Si quelqu'un peut quantifier ma déception, ma désespérance, ma torture, c'est bien Dieu. Twin Peaks représente pour moi le mystère ultime, l'incompréhension absolue. Je sais pas par où commencer. D'abord je vais mettre au clair une chose : Twin Peaks a signé définitivement mon arrêt pour le peu d'intérêt que je portais au format série. Ce qui signifie que c'est la dernière fois que je regarde une série (exception faite à The Wire mais va falloir attendre longtemps).
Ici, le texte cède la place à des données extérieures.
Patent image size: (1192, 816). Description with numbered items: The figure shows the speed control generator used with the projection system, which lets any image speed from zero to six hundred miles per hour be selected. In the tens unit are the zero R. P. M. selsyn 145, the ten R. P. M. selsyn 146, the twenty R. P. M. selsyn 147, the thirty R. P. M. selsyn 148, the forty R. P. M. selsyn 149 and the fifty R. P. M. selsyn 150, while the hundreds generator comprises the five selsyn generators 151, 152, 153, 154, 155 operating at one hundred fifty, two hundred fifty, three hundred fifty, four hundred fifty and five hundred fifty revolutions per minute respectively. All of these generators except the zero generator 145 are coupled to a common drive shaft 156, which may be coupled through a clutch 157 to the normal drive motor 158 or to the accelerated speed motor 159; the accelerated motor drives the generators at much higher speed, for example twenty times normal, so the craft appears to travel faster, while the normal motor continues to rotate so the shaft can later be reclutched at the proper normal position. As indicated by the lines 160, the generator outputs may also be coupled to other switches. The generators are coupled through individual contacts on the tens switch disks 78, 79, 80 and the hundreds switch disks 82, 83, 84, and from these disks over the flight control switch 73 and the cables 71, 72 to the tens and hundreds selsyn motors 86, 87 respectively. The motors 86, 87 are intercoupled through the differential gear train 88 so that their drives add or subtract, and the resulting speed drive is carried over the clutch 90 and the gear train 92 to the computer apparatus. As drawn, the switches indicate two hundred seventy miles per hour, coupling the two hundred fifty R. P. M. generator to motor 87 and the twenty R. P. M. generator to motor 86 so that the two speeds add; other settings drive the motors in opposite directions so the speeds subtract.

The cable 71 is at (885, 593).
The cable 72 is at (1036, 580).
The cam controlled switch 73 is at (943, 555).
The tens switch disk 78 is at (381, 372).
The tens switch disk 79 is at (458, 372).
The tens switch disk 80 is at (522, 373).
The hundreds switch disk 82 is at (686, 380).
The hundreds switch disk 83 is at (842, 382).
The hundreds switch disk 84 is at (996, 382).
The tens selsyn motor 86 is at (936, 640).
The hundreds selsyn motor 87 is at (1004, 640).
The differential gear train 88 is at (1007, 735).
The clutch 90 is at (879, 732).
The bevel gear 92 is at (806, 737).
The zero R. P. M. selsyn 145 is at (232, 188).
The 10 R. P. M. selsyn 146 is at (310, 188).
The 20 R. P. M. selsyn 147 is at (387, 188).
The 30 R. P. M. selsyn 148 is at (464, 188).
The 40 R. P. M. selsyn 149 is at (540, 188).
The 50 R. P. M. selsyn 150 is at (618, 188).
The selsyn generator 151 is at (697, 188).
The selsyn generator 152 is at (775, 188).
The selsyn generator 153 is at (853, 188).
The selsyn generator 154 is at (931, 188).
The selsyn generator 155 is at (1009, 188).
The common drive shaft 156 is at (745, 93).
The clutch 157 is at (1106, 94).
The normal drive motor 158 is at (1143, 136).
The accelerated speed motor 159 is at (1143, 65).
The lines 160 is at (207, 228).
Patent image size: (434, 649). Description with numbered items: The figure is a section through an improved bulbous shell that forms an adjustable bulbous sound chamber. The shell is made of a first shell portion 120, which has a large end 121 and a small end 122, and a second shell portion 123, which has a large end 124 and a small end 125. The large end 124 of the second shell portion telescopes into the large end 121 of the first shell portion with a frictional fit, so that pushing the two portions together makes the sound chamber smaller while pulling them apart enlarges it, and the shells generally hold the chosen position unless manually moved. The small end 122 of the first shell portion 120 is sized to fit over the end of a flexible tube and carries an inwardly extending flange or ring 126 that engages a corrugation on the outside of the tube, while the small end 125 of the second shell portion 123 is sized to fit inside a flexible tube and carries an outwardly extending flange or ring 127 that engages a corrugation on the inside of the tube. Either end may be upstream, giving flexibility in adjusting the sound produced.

Personne ne peut imaginer toute l'idéalisation que je portais pour Twin Peaks, je l'attendais comme le saint graal, comme la transcendance ultime. Au final, je me retrouve malmené, torturé épisode par épisode. J'ai été capturé, séquestré par une personne qui me fascinait : Lynch, créant dès lors un rapport nocif, néfaste, presque du BDSM mais sans aucune forme de plaisir. De mon plein gré je me suis reclus, enfermé pour vivre une expérience hallucinante, j'avais même proféré que Twin Peaks était ma série favorite alors que je n'avais encore rien vu. Au fur et à mesure des épisodes, cet enfermement empli de promesses s'est transformé en une séquestration, en un cauchemar.


Aujourd'hui je souhaite qu'une chose : oublier au plus vite ce que j'ai enduré, oublier cette série maudite de merde.


Cette "critique" sera surtout un billet d'humeur où j'aimerais exprimer succinctement toute ma colère, car je n'ai pas envie de m'y complaire et m'y noyer.


On va aller droit au but : David Lynch est un cinéaste du cerveau, du rêve et donc de l'émotion et surtout pas un cinéaste d'enquête criminelle. Il n'y a aucun mystère qui entoure la mort de Laura Palmer, tout est réalisé avec un premier degré enfantin, mais bien-sûr il y aura deux trois geek libéraux (avec une centaine de figurines pop dans leur chambre) pour nous balbutier que "si ! si ! Le triple symbole Illuminati nucléaire nous renvoie à la forme triangulaire des nibards de la statue Aphrodite qui est une jonction pour nous dire que l'amour est une arme nucléaire qu'on peut amorcer pour contrer la loge noir qui se nourrit elle de la peur pour extendre sa puissance !" allez ferme ta gu*ule enfoiré, retourne bouffer tes chips Lay's saveur barbecue.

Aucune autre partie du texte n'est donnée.